Lorraine Simms earned her Bachelor of Fine Arts at the Ontario College of Art in 1978. Concordia University 1990 In 1990, she completed her Masters of Fine Arts at Concordia University. She began painting professionally in 1991. Simms lives and works in Montréal. She previously taught at Dawson College and Concordia University.

Her work has been exhibited in galleries, cultural institutions, and museums in Canada and the United States, including the Canadian Museum of Nature, the Musée national des beaux-arts du Québec, the Beaverbrook Art Gallery, and the Beaty Biodiversity Museum. Her work was the subject of a Bravo TV documentary in the Shaping Art series. Simms is the recipient of numerous grants from the Conseil des arts et des letters du Québec and the Canada Council for the Arts. Championing the work of other artists, she has curated many solo and group exhibitions that featured their works.

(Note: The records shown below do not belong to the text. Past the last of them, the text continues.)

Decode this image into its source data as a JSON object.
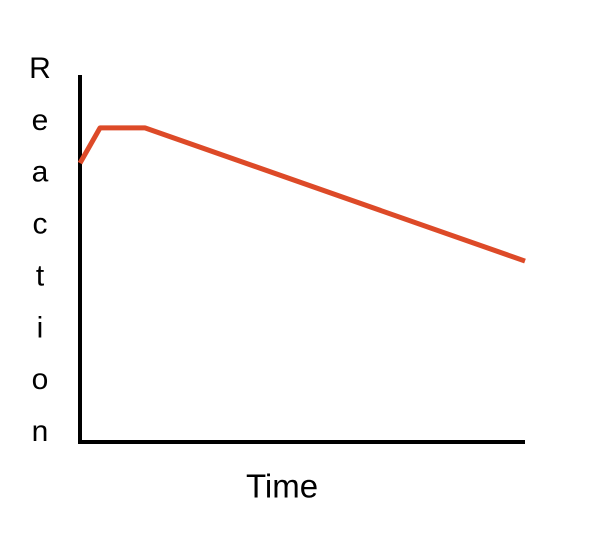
{
  "chart_data": {
    "type": "line",
    "xlabel": "Time",
    "ylabel": "Reaction",
    "x": [
      0,
      4.5,
      14.6,
      100
    ],
    "values": [
      76,
      85.6,
      85.6,
      49.3
    ],
    "color": "#dd4a28",
    "xlim": [
      0,
      100
    ],
    "ylim": [
      0,
      100
    ]
  }
}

Simms' practice is expressed in painting, painting installations, drawing and assemblages. She works in thematic series that are linked formally and conceptually. Her works aim to strike a balance between the observable and the implied, while exploring the fugitive nature of representation. For the past decade Simms has developed several series that feature animal forms – plush, taxidermy and bones – in paintings, drawings and sculpture. Her most recent works, as described by James Campbell in White Hot Magazine of Contemporary Art, are "interrogatory and invitingly ambiguous.”

==Notable series==

=== Shadowland (2018–present) ===
Working with the bones and skins of animals considered vulnerable or endangered, Simms developed a large drawing series entitled Shadowland. These drawings were researched in the Mammalogy Department at the American Museum of Natural History in New York during two residencies (2018, 2019). These drawings explore the intricate shadows cast by animal skulls and bones and offer a reflective space to consider the spiritual dimension of animals, our intertwined histories and future evolution. James Campbell in White Hot Magazine of Contemporary Art wrote: “In these drawings, harvested shadows make the dead animals that cast them live again, with otherworldly feral grace. This is no exercise in enervating nostalgia, but a demonstration of daunting draughtsmanship”.

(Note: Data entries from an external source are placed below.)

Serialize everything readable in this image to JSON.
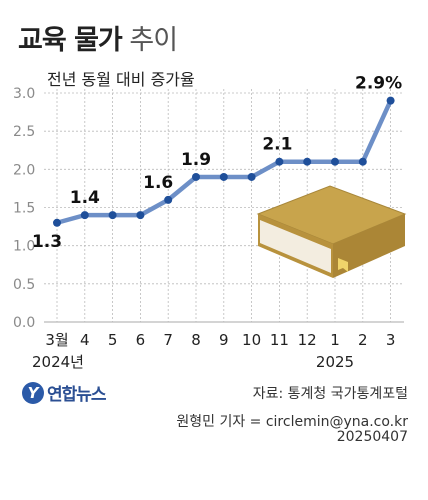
{
  "header": {
    "title_bold": "교육 물가",
    "title_light": "추이",
    "subtitle": "전년 동월 대비 증가율"
  },
  "footer": {
    "logo_text": "연합뉴스",
    "source": "자료: 통계청 국가통계포털",
    "credit": "원형민 기자 = circlemin@yna.co.kr",
    "date": "20250407"
  },
  "colors": {
    "line": "#6d8fc7",
    "point": "#1f4f9a",
    "grid": "#bbbbbb",
    "axis_label": "#8a8a8a",
    "book_cover": "#c8a44c",
    "book_pages": "#f3ede0"
  },
  "illustration": "book-icon",
  "chart_data": {
    "type": "line",
    "categories": [
      "3월",
      "4",
      "5",
      "6",
      "7",
      "8",
      "9",
      "10",
      "11",
      "12",
      "1",
      "2",
      "3"
    ],
    "year_labels": [
      {
        "index": 0,
        "text": "2024년"
      },
      {
        "index": 10,
        "text": "2025"
      }
    ],
    "series": [
      {
        "values": [
          1.3,
          1.4,
          1.4,
          1.4,
          1.6,
          1.9,
          1.9,
          1.9,
          2.1,
          2.1,
          2.1,
          2.1,
          2.9
        ]
      }
    ],
    "data_labels": [
      {
        "index": 0,
        "text": "1.3"
      },
      {
        "index": 1,
        "text": "1.4"
      },
      {
        "index": 4,
        "text": "1.6"
      },
      {
        "index": 5,
        "text": "1.9"
      },
      {
        "index": 8,
        "text": "2.1"
      },
      {
        "index": 12,
        "text": "2.9%"
      }
    ],
    "yticks": [
      "0.0",
      "0.5",
      "1.0",
      "1.5",
      "2.0",
      "2.5",
      "3.0"
    ],
    "ylim": [
      0,
      3.0
    ],
    "grid": true,
    "title": "교육 물가 추이",
    "ylabel": "전년 동월 대비 증가율"
  }
}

Works from this series have been featured in several exhibitions, including the Canadian Museum of Nature (2021), the Illingworth Kerr Gallery in Calgary (2022), the Beaty Biodiversity Museum (2019), McBride Contemporary in Montreal (2019) and Super Dutchess in New York, New York (2019).

=== Plush (2010–2018) ===
From 2010 to 2018 Simms worked with plush, creating three distinct painting series and a number of sculptures or "assemblages". These works consider the Disneyfication of reality portrayed by these ephemeral objects of our affections. In the exhibition catalogue for Haunted By You, René Viau wrote: "Though related to kitsch and referring to a world of consumerism and big-box stores, these canvases are clearly grounded in an historical pictorial tradition. This work is distinguished as much by skillful representation, for example, the inventive virtuoso renderings of the texture of fake fur, as by the emphasis on the overall surface and paint handling."

=== Spectral and The Interview (2010) ===
In 2010, Simms completed a large number of small paintings on paper that explore two ambiguously related subjects: details of Michael Jackson’s face from different periods of his life and close-ups of plush toys. These works were first presented in a solo exhibition, Spectral at the Anna Leonowens Gallery. In conjunction with this exhibition Simms published The Interview, an illustrated book featuring her fictional interview with Michael Jackson after his funeral. The book also includes manipulated digital images and a selection of paintings from Spectral.

=== Fugitive (2006–2007) ===
Based on mugshots of female offenders "wanted mostly for fraud", Simms created a series of large portraits entitled Fugitive. Other than this clue, no further information is offered. In an exhibition essay about these works, Martha Langford wrote that Simms "wants them for fraud, for the perpetration of pictorial fictions in her studio. Innumerable degrees of separation are between us the spectators, and these shadowy figures. Their masks find refuge in a painter's studio, a place where photographic claims of truth and authenticity have no place. Simms creates zones of ambiguity and in-between."